KLARF version 1.8 is the current standard and is what modern KLA tools produce. KLARF 1.6 and 1.7, produced by older tool generations, differ in several record structures: the InspectionOrientation record format changed between 1.6 and 1.8, and the DefectList attribute columns available in 1.6 are a subset of those in 1.8. Fabs with a mixed installed base of tool vintages often receive KLARF files in multiple versions from different tools in the same process flow. A KLARF parser must handle version-specific variations in record format and gracefully handle missing attributes in older versions rather than crashing on absent fields.

SEMREF and the Emerging Standards Gap

SEMI has been working on a successor to KLARF that addresses the coordinate system ambiguity and the classification code non-standardization.

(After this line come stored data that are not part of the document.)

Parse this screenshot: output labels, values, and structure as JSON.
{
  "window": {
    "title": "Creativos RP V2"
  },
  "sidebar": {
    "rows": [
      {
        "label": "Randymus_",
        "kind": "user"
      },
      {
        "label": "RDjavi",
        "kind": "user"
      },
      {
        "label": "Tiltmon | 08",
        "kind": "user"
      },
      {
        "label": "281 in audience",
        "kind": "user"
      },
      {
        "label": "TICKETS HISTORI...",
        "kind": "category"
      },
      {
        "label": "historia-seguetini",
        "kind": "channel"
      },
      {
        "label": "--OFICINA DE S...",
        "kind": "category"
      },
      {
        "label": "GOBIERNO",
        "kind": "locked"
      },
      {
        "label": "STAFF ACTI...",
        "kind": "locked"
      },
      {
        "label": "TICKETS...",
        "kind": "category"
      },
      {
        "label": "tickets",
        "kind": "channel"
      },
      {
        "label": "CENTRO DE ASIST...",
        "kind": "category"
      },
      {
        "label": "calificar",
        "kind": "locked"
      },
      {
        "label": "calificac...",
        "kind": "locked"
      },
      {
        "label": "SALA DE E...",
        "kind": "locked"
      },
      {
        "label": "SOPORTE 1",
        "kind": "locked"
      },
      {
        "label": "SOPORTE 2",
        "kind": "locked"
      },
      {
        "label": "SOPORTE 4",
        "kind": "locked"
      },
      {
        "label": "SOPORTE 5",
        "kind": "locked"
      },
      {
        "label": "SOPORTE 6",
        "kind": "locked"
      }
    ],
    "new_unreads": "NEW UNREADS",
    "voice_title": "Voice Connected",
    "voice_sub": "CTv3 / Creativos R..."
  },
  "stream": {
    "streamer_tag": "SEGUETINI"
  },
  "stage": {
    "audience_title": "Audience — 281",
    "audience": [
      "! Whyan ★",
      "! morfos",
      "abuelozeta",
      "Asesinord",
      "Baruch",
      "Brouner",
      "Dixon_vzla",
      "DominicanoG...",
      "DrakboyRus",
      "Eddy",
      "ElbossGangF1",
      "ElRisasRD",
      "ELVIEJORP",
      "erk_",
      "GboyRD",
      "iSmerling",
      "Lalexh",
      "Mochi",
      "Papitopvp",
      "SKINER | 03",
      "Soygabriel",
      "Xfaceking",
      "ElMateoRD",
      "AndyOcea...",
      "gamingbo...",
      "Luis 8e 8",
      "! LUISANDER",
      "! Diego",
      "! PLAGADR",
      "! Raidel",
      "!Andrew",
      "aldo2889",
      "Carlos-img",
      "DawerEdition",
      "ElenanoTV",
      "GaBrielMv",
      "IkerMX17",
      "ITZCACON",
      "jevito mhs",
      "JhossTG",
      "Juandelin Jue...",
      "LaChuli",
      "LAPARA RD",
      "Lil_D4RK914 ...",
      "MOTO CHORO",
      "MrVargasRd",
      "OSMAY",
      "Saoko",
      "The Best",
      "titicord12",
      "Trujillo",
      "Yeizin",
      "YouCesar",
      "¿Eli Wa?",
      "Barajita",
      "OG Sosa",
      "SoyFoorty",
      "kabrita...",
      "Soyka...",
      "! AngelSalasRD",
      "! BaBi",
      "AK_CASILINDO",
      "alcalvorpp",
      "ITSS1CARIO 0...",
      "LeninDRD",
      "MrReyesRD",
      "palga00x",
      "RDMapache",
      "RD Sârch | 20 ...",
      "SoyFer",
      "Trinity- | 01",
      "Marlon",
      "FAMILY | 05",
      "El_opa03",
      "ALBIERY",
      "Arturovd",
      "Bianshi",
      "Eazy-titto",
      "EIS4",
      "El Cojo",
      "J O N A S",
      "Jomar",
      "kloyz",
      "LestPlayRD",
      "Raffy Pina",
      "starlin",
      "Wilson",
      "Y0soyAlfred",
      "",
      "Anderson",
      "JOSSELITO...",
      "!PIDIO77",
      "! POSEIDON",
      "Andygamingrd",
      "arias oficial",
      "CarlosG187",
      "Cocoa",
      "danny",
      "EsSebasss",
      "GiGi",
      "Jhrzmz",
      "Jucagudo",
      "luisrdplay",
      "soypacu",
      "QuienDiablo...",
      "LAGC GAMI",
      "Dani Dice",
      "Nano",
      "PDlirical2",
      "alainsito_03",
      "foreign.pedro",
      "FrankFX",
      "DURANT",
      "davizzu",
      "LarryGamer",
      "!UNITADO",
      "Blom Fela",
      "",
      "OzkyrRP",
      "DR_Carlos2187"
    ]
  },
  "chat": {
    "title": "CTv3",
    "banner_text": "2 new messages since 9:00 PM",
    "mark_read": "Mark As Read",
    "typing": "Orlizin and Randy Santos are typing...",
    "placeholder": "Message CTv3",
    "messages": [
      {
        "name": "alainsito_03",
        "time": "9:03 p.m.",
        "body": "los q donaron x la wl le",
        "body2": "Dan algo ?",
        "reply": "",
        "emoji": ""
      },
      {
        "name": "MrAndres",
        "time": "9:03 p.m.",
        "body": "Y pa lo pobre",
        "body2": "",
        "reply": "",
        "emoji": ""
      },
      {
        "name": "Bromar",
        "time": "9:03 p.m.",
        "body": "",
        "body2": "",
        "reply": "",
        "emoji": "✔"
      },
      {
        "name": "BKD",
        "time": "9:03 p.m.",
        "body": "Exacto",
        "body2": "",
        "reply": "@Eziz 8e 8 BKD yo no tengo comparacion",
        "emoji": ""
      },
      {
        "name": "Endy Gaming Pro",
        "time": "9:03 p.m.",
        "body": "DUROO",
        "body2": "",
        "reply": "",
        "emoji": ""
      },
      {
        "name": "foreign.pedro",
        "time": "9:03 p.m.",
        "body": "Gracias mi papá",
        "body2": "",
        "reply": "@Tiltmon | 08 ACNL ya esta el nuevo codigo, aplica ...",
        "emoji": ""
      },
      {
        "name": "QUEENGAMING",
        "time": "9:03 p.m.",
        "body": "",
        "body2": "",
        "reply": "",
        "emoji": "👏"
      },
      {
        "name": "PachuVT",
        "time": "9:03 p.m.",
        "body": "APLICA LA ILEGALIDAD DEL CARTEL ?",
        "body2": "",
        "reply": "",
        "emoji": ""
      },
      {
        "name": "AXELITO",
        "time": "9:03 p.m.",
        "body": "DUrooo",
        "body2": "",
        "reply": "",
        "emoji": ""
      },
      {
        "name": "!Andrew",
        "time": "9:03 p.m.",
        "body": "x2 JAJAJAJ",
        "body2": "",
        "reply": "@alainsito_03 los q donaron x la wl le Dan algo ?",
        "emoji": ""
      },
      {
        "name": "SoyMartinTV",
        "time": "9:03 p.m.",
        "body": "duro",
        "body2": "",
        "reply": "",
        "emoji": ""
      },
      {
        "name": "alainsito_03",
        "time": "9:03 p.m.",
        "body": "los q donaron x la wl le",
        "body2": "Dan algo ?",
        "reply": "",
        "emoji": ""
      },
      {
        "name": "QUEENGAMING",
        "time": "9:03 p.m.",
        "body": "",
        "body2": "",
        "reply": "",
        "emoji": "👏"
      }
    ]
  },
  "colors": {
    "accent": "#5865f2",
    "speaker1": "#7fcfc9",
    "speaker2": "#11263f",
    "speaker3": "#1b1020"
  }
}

The SEMREF standard (SEMI E116) adds explicit coordinate system metadata and supports richer defect attribute structures. Adoption has been slow: KLA's newer platforms support E116 output, but many installed KLA tools still produce KLARF 1.8 as their primary output, and yield management software at most fabs was built to KLARF, not E116.

For the next five to seven years, KLARF will remain the dominant inspection data format in most production fabs, and any yield analytics system that depends on inspection data must be built to handle it well. The coordinate normalization, classification code abstraction, and image path management challenges described in this post are not going away. They are the engineering work that stands between raw inspection data and actionable yield intelligence, and building robust solutions to them is what makes the difference between a yield analytics demonstration and a production-quality system.